Representantes da DaimlerChrysler estiveram reunidos com o delegado regional do Trabalho, em Curitiba, Celso Rosa, na última quinta-feira, mesmo dia em que circularam informações de que a multinacional poderá transferir a planta industrial da Argentina para Campo Largo, Região Metropolitana de Curitiba, como a Folha noticiou ontem. O delegado revelou otimismo em relação à transferência da outras unidades industriais da DaimlerChrysler para Campo Largo.
Segundo Rosa, a multinacional está analisando várias alternativas de transferência de plantas industriais de outros países para o Paraná, que apontam para a ampliação do número de empregos. Atualmente são 250 funcionários que estão em regime de licença remunerada até o dia 30 de setembro, conforme compromisso oficial assumido com o governador Jaime Lerner. Rosa antecipou que esse número de empregos pode ser ampliado para atender as necessidades da montadora, que deverá transferir para o Paraná uma nova planta industrial de montagem de veículos.

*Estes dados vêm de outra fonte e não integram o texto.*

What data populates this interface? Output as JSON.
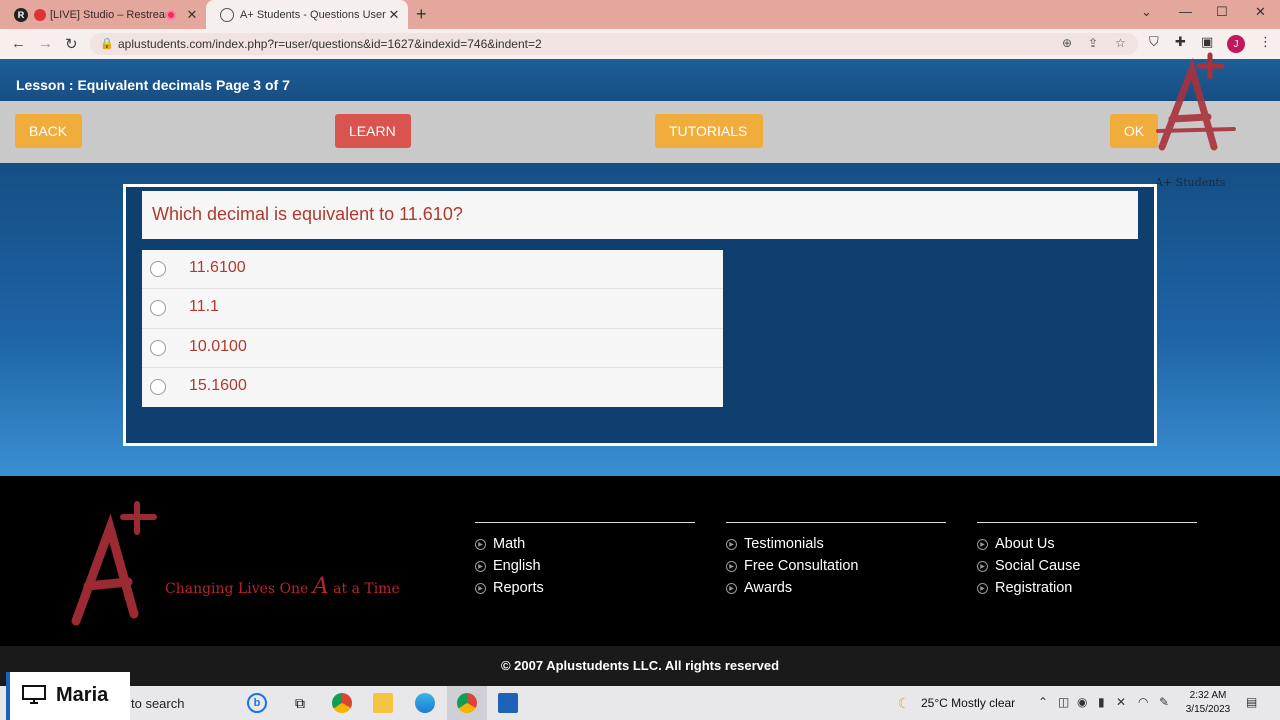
{
  "browser": {
    "tabs": [
      {
        "title": "[LIVE] Studio – Restream",
        "favicon": "R"
      },
      {
        "title": "A+ Students - Questions User",
        "favicon": "globe"
      }
    ],
    "url": "aplustudents.com/index.php?r=user/questions&id=1627&indexid=746&indent=2",
    "profile_initial": "J"
  },
  "page": {
    "lesson_title": "Lesson : Equivalent decimals Page 3 of 7",
    "buttons": {
      "back": "BACK",
      "learn": "LEARN",
      "tutorials": "TUTORIALS",
      "ok": "OK"
    },
    "brand_caption": "A+ Students",
    "question": "Which decimal is equivalent to 11.610?",
    "options": [
      "11.6100",
      "11.1",
      "10.0100",
      "15.1600"
    ]
  },
  "footer": {
    "slogan_pre": "Changing Lives One",
    "slogan_a": "A",
    "slogan_post": "at a Time",
    "columns": [
      [
        "Math",
        "English",
        "Reports"
      ],
      [
        "Testimonials",
        "Free Consultation",
        "Awards"
      ],
      [
        "About Us",
        "Social Cause",
        "Registration"
      ]
    ],
    "copyright": "© 2007 Aplustudents LLC. All rights reserved"
  },
  "taskbar": {
    "search_text": "to search",
    "weather": "25°C  Mostly clear",
    "time": "2:32 AM",
    "date": "3/15/2023",
    "presenter": "Maria"
  }
}
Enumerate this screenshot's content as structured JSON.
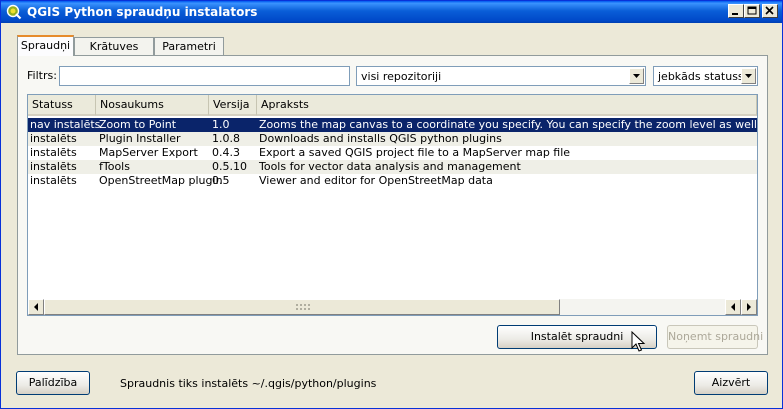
{
  "window": {
    "title": "QGIS Python spraudņu instalators",
    "controls": {
      "minimize_icon": "minimize-icon",
      "maximize_icon": "maximize-icon",
      "close_icon": "close-icon"
    }
  },
  "tabs": [
    {
      "label": "Spraudņi",
      "active": true
    },
    {
      "label": "Krātuves",
      "active": false
    },
    {
      "label": "Parametri",
      "active": false
    }
  ],
  "filter": {
    "label": "Filtrs:",
    "value": "",
    "repo_select": "visi repozitoriji",
    "status_select": "jebkāds statuss"
  },
  "table": {
    "columns": [
      "Statuss",
      "Nosaukums",
      "Versija",
      "Apraksts"
    ],
    "rows": [
      {
        "status": "nav instalēts",
        "name": "Zoom to Point",
        "version": "1.0",
        "description": "Zooms the map canvas to a coordinate you specify. You can specify the zoom level as well to control the",
        "selected": true
      },
      {
        "status": "instalēts",
        "name": "Plugin Installer",
        "version": "1.0.8",
        "description": "Downloads and installs QGIS python plugins",
        "selected": false
      },
      {
        "status": "instalēts",
        "name": "MapServer Export",
        "version": "0.4.3",
        "description": "Export a saved QGIS project file to a MapServer map file",
        "selected": false
      },
      {
        "status": "instalēts",
        "name": "fTools",
        "version": "0.5.10",
        "description": "Tools for vector data analysis and management",
        "selected": false
      },
      {
        "status": "instalēts",
        "name": "OpenStreetMap plugin",
        "version": "0.5",
        "description": "Viewer and editor for OpenStreetMap data",
        "selected": false
      }
    ]
  },
  "buttons": {
    "install": "Instalēt spraudni",
    "uninstall": "Noņemt spraudni",
    "help": "Palīdzība",
    "close": "Aizvērt"
  },
  "status_text": "Spraudnis tiks instalēts ~/.qgis/python/plugins",
  "colors": {
    "selection": "#0a246a",
    "alt_row": "#efefe7",
    "title_bar": "#0054e3"
  }
}
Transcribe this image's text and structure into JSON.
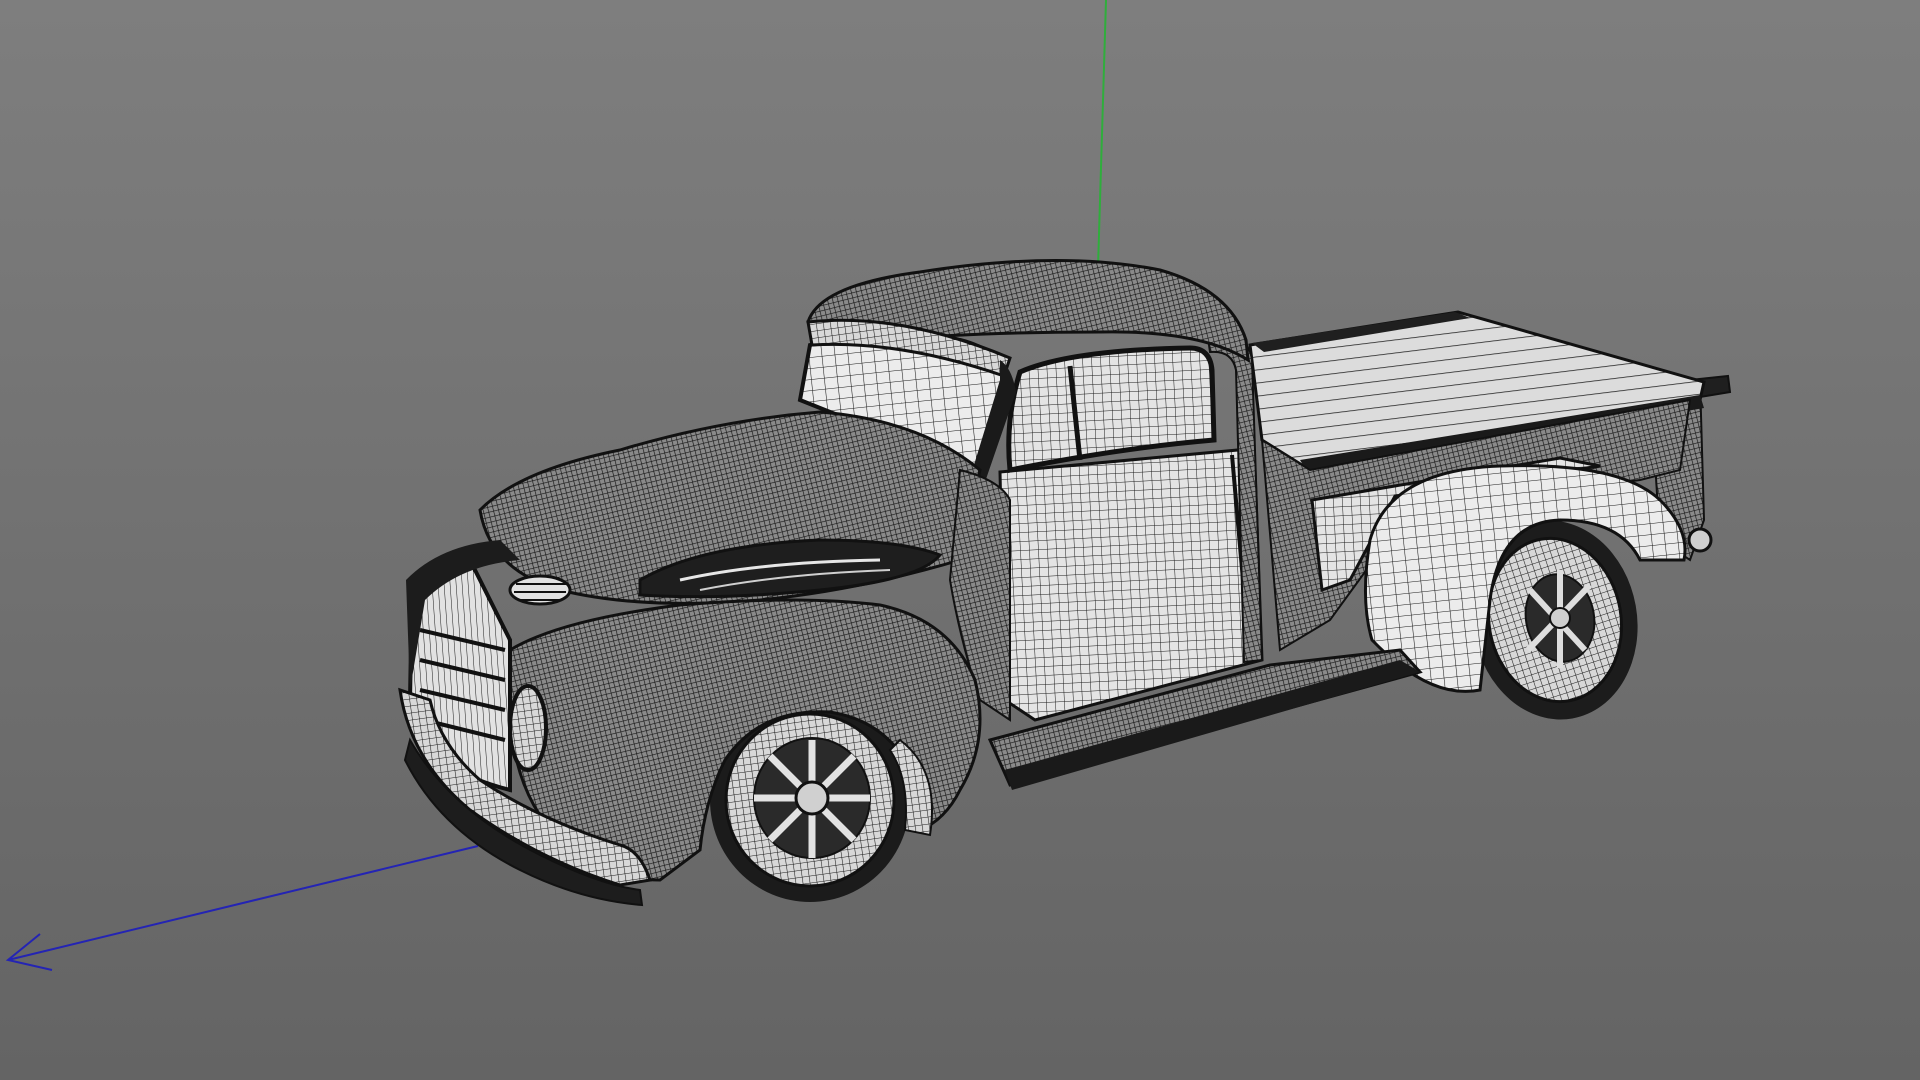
{
  "viewport": {
    "background_top": "#7e7e7e",
    "background_bottom": "#646464",
    "axis_y_color": "#2fae3c",
    "axis_z_color": "#2424b4",
    "wire_color": "#1b1b1b",
    "surface_light": "#e9e9e9",
    "surface_dark": "#2b2b2b",
    "model": "wireframe-pickup-truck"
  }
}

''Não só a planta de montagem de peruas e furgões Sprinter da DaimlerChrysler da Argentina poderá ser transferida para o Paraná, como também a transferência de plantas industriais da montadora em outros países está sendo analisada pela multinacional'', adiantou. Segundo Rosa, o grupo DaimlerChrysler está levando em consideração alguns fatores como o custo da mão-de-obra, a crise argentina e de energia (que hoje favorece o Paraná, já que o Estado não está sujeito ao racionamento). Há ainda a multa que poderia chegar a R$ 100 milhões, devida pela empresa ao governo do Paraná, que deu incentivos fiscais para a instalação da fábrica.
A tendência é que esses fatores pesem na permanência da Chrysler no Paraná, acredita Rosa. Segundo ele, as alternativas analisadas deverão ser apresentadas de forma mais concreta na reunião que será realizada na Delegacia Regional do Trabalho, no próximo dia 30, com a participação do Ministério Público do Trabalho.
A Chrysler, por sua vez, continua com sua política de silêncio que causa instabilidade aos funcionários. A empresa não confirmou ontem a transferência da planta industrial da região de Gonzáles Catán, na Argentina, para o Paraná.
O secretário da Indústria e Comércio, Eduardo Sciarra, manifestou confiança em relação à transferência de outra unidade industrial da DaimlerChrysler para o Paraná. Ele acredita que novos empregos serão criados. ''Não sabemos ainda qual o produto que será produzido aqui, mas sei que a empresa está analisando várias alternativas'', afirmou. A unidade de Campo Largo está fechada há quase cinco meses, desde que foi suspensa a unidade de produção da perua Dakota.
A reunião de representantes da diretoria da Chrysler com a Delegacia Regional do Trabalho é um compromisso assumido pela empresa em discutir o futuro da montadora no Paraná. Foi numa dessas reuniões que foi garantida a licença remunerada dos funcionários por três meses, que terminaria no dia 30 de junho e foi prorrogada por mais três meses. A empresa tem até o dia 30 de setembro para definir oficialmente se permanece ou não no Paraná.